Единственным местом, куда еще тянулись за призрачной надеждой или хотя бы действием, оставалась изба Марфы-знахарки. Теперь к ней шли не робко, а толпами, с отчаянием в глазах. Бабы с плачущими, затихшими от страха детьми, старики, молодые парни с пустыми взглядами. Очередь выстраивалась у ее крыльца, заснеженного и мрачного под нависающими ветвями леса. Шепот здесь казался громче, гуще, будто лесная стена впитывала его и выдыхала прямо на порог Марфы.
Марфа работала молча, как автомат. Ее лицо было замкнуто, глаза, глубоко запавшие в орбиты, смотрели сквозь людей, в сторону Скалы Плача или еще дальше – в саму бездну. Она раздавала пучки сухих трав с монотонными пояснениями, голос ее звучал глухо, без интонаций, заглушаемый Шепотом:
Бессмертник (желтые сухие цветы): «Чтоб не забрали раньше срока. Под порог. Под подушку. Детям в ладанку на шею.» Ее пальцы, узловатые и сильные, вкладывали хрупкие соцветия в дрожащие руки.
Зверобой (стебли с мелкими листьями и дырочками): «Против нечисти. Горсть на кружку кипятка. Пить трижды в день. Настоем дом окропить от угла до угла. Особенно двери, окна.» Она показывала жест разбрызгивания.
Чертополох (колючие стебли с лиловыми цветами): «Чтоб отпугивал зло. У порога воткнуть крепко. У окон. На чердак под крышу. Не даст войти.» Ее взгляд становился жестче, когда она вручала эти колючие букеты.
Полынь (серебристые резные листья с горьким запахом): «Окуривать избу. Вечером. Когда Шепот сильнее.» Она подавала глиняные горшочки с тлеющими углями. «Щепотку на угли. Держать в каждой горнице, пока дым не выйдет.» Марфа сама сыпала горькие листья на угли, и едкий, удушливый дым стелился по земле, смешиваясь с морозным паром от дыхания.
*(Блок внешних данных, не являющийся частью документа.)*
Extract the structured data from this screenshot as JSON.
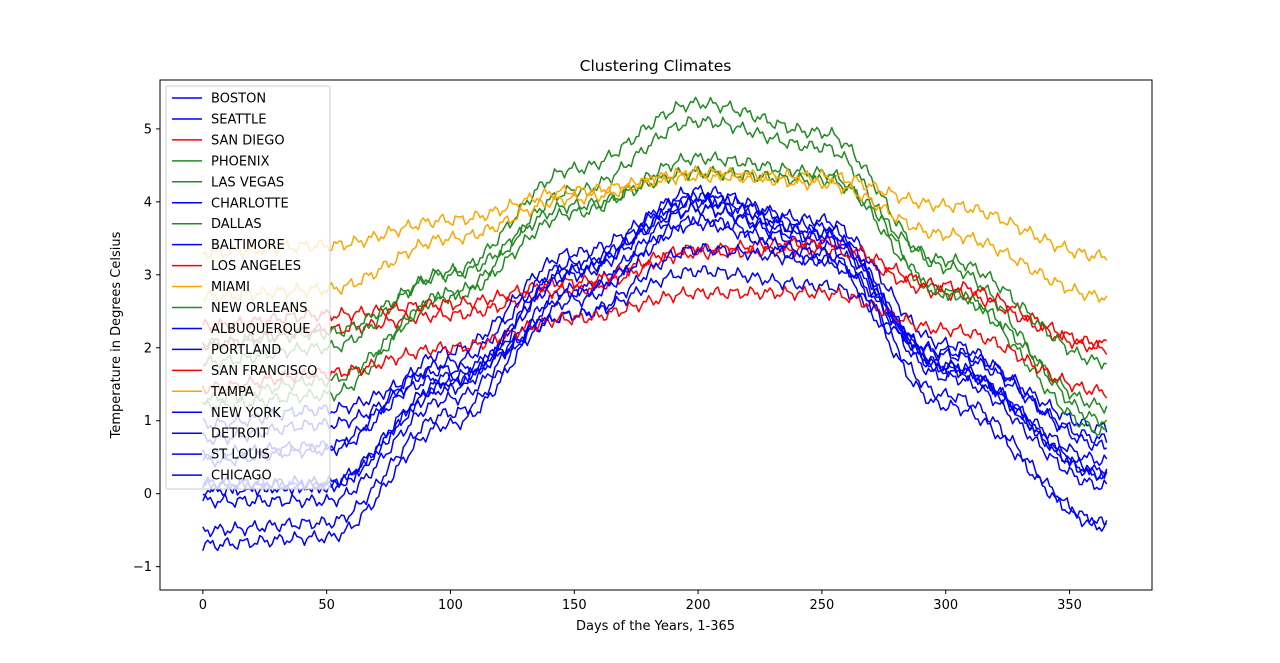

Над дымом она бормотала свои заклинания на забытом наречии – гортанные, шипящие звуки, похожие на шелест сухих листьев или… на тот самый подспудный скрежет из Шепота.
Люди хватали травы, благодарили, платили кто чем мог – куском черного хлеба, вязанкой лука, медной монетой. Но в глазах Марфы, когда ее взгляд случайно скользил по их испуганным, надеющимся лицам, не было ни надежды, ни утешения. Только тяжелое, невыносимое знание и глубокая, древняя скорбь. Она видела, как Шепот обволакивает пришедших, как ледяные пятна на стенах ее собственной избы пульсируют в такт его ритму. Она знала, что зверобой не сожжет корни Колыбели, чертополох не остановит костяные крючья, а дым полыни лишь на время отгонит Шепот, но не его источник. Это была битва травинки против ледника.
– Держите детей близко, – сказала она однажды молодой бабе с младенцем на руках, и в ее голосе прозвучала не просьба, а предупреждение судьи.
– Особенно ночью. Особенно когда Тишина… Абсолютная… наступает. Когда даже Шепот стихает. – Баба побледнела как смерть и прижала ребенка так крепко, что он захныкал, будто Марфа назвала самое сокровенное, невысказанное опасение каждой матери в Черноборске.
Ритуалы Марфы давали лишь иллюзию действия, слабый психологический щит. Шепот не стихал. Он лишь менял тональность, становясь насмешливым, когда над деревней плыл горький дым полыни («Чем палитесь, дурачье? Травки не помогут!»), или жалостливым – детский плач звучал громче, ближе, прямо под окном («Мама! Холодно! Открой!»). Ледяные пятна на стенах изб продолжали расти, пульсируя в такт Шепоту, как черные, холодные сердца. Очередь двигалась. Черноборск замер в ожидании следующего имени. И все острее чувствовалось, что следующий удар Колыбели будет не на отшибе, а в самом сердце деревни.